I recently handled a case where my client suffered a tremendous injury to her knee from the car accident. She was a passenger in a vehicle that was rear-ended with such force that her seat was crushed from behind, forcing her knee into the front passenger seat. The trauma caused her tremendous pain. She started treating with a chiropractor but at some point it became clear to her and the chiropractor that there was only so much he could do. Her knee became progressively worse as the weeks passed. It started affecting her job which required lots of standing and walking. Eventually, she had to have knee surgery to correct the problem.

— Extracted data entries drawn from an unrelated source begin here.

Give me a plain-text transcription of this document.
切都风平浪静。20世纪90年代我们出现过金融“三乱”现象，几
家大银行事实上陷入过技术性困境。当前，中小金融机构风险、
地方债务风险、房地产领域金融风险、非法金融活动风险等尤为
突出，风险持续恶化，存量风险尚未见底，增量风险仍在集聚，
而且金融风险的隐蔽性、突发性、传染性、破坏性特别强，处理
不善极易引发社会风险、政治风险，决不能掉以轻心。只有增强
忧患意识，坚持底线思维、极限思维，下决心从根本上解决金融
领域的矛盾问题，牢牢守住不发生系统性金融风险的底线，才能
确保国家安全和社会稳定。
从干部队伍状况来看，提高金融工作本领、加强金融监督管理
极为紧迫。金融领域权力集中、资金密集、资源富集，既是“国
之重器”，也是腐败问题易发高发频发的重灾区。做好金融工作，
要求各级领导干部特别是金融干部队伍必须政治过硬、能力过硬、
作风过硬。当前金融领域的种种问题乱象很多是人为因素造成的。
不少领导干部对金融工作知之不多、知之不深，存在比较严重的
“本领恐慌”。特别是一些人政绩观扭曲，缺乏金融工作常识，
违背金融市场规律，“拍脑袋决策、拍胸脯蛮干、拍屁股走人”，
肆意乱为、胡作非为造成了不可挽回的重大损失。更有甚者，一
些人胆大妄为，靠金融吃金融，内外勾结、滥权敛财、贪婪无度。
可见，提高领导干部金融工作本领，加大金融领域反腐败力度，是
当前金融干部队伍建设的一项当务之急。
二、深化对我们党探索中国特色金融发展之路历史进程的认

While the surgeon was successfully able to complete the surgery, she still doesn't feel the same. The truth is once you have major surgery to your knee or other part of your body, you might technically have had a successful surgery but many clients report feeling residual injury to some extent. My client continues to have some pain in her knee and on some days, it swells and she needs to put her feet up for a while. Residual injury can affect the value of your personal injury case. If you've suffered severe trauma to your knee in an accident, make sure you see an orthopedic surgeon for a full assessment of your condition. You want to make sure you catch the injury early before you walk too much and inflict further injury upon your knee.
When I was a defense lawyer for a major insurance company, one of the first things we looked for when defending personal injury claims was "gaps" in treatment. That means, we would look at every single date of treatment and try to find "gaps" of 10 days or more. Sometimes, we'd see gaps of 2 weeks or much more. We would use those against the person making the claim. Also, we would look to see when treatment commenced after an accident. We would sink our teeth into delays of over 10 or more days. Why do insurance companies use gaps in treatment and delay in commencement in treatment against you? Because they want to minimize your case. They will argue, "Well, if you were REALLY hurt, you wouldn't have waited 2 weeks to get treatment." Or they might say, "Well, if you were in any REAL pain, you would have treated more regularly without missing appointments etc."
The insurance companies will do anything they can to minimize your claim. My clients are often surprised by this tactic. My clients will say, "Well, I couldn't get in to see the doctor for a long time" or "I couldn't get a physical therapy appointment for a month..." The excuses are legitimate and understandable, but that doesn't mean insurance companies will be easy on you or "understanding." They simply don't care. They will use it against you because at the end of the day, they aren't really interested in compensating you. They are interested in minimizing their losses. Therefore, the lesson here is to commence treatment as soon as possible after an accident, even if you only suspect an injury. You don't want to take chances. Also, once you start treatment, be diligent about your health care and follow up visits. In all fairness, there are some insurance adjusters who do understand there are sometimes legitimate reasons for delays in treatment, but most of them won't see the big picture.